A Desirable ‘Revenue Enhancement’

In a sense, New Mexico’s liberals are correct: The state’s budget does have a revenue problem.

“Progressives” see tax hikes on corporations and “the rich” as the “solution” to deficits. But their prescription is unwise for all sorts of reasons — not the least of which is the damage it will do to New Mexico’s economic competitiveness.

But there is a salutary way for more revenue to contribute to closing current and future budget gaps. A Texas-style, rapidly growing economy would fill the state’s coffers in short order.

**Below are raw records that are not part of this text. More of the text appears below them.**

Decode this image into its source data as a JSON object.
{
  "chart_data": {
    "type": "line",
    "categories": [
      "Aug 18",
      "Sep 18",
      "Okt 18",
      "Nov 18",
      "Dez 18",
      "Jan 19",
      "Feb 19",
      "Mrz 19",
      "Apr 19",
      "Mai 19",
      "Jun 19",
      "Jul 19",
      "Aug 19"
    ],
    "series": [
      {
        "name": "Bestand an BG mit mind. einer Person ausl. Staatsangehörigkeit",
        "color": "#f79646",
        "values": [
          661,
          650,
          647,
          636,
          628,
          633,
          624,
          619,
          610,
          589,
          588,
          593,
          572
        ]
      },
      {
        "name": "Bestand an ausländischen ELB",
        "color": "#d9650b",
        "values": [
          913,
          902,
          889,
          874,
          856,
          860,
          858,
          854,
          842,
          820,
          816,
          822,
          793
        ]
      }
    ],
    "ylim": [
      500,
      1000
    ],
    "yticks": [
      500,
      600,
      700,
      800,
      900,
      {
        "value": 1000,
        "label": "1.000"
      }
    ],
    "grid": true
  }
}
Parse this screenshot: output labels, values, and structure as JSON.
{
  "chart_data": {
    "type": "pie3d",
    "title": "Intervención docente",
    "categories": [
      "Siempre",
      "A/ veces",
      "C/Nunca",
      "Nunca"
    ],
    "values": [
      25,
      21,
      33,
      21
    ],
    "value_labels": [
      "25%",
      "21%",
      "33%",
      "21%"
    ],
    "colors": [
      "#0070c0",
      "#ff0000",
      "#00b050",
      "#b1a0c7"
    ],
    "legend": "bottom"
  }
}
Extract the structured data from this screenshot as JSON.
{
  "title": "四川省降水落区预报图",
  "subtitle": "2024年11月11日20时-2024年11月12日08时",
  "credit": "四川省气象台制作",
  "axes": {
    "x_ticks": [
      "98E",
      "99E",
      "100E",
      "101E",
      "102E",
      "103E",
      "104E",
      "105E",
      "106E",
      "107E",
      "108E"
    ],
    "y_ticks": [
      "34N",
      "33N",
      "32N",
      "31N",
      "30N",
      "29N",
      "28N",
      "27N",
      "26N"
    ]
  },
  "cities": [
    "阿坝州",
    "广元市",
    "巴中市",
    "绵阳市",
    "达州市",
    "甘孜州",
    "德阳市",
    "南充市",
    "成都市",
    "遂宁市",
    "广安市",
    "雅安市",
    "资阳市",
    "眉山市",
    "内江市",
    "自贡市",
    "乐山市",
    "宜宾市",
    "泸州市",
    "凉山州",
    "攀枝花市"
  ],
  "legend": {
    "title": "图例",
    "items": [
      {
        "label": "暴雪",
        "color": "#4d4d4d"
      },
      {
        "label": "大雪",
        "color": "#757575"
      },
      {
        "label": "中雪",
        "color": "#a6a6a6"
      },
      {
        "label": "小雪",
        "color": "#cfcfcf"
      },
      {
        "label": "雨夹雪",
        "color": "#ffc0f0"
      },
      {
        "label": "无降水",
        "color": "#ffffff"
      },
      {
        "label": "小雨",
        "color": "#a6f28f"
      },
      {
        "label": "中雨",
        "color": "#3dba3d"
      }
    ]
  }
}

The Land of Enchantment’s longstanding economic slump has produced anemic overall tax revenue. As an example, let’s look narrowly, at the levy placed on incomes. It is second only to the GRT as an in-state revenue-generator. Amazingly, in the 2015 fiscal year, the income tax yielded less revenue than it did eight years earlier:

pit_revenue

Critics of the income-tax cuts phased in during the administration of ex-Governor Bill Richardson gleefully place the blame for slow/no revenue growth on the rate reductions he touted as “our way of declaring to the world that New Mexico is open for business.” But it’s a facile analysis. Between 2003 and 2008, revenue from the income tax rose by 50 percent, while inflation was just 10 percent.

It was the horrors of Great Recession that reversed the revenue trend. It’s tough to believe, but there are fewer people employed in New Mexico today than there were in 2008, and the jobs that are being created don’t pay impressive wages. Turn that trend around — i.e., immediately implement an effective economic-development strategy — and the revenue will flow, once again.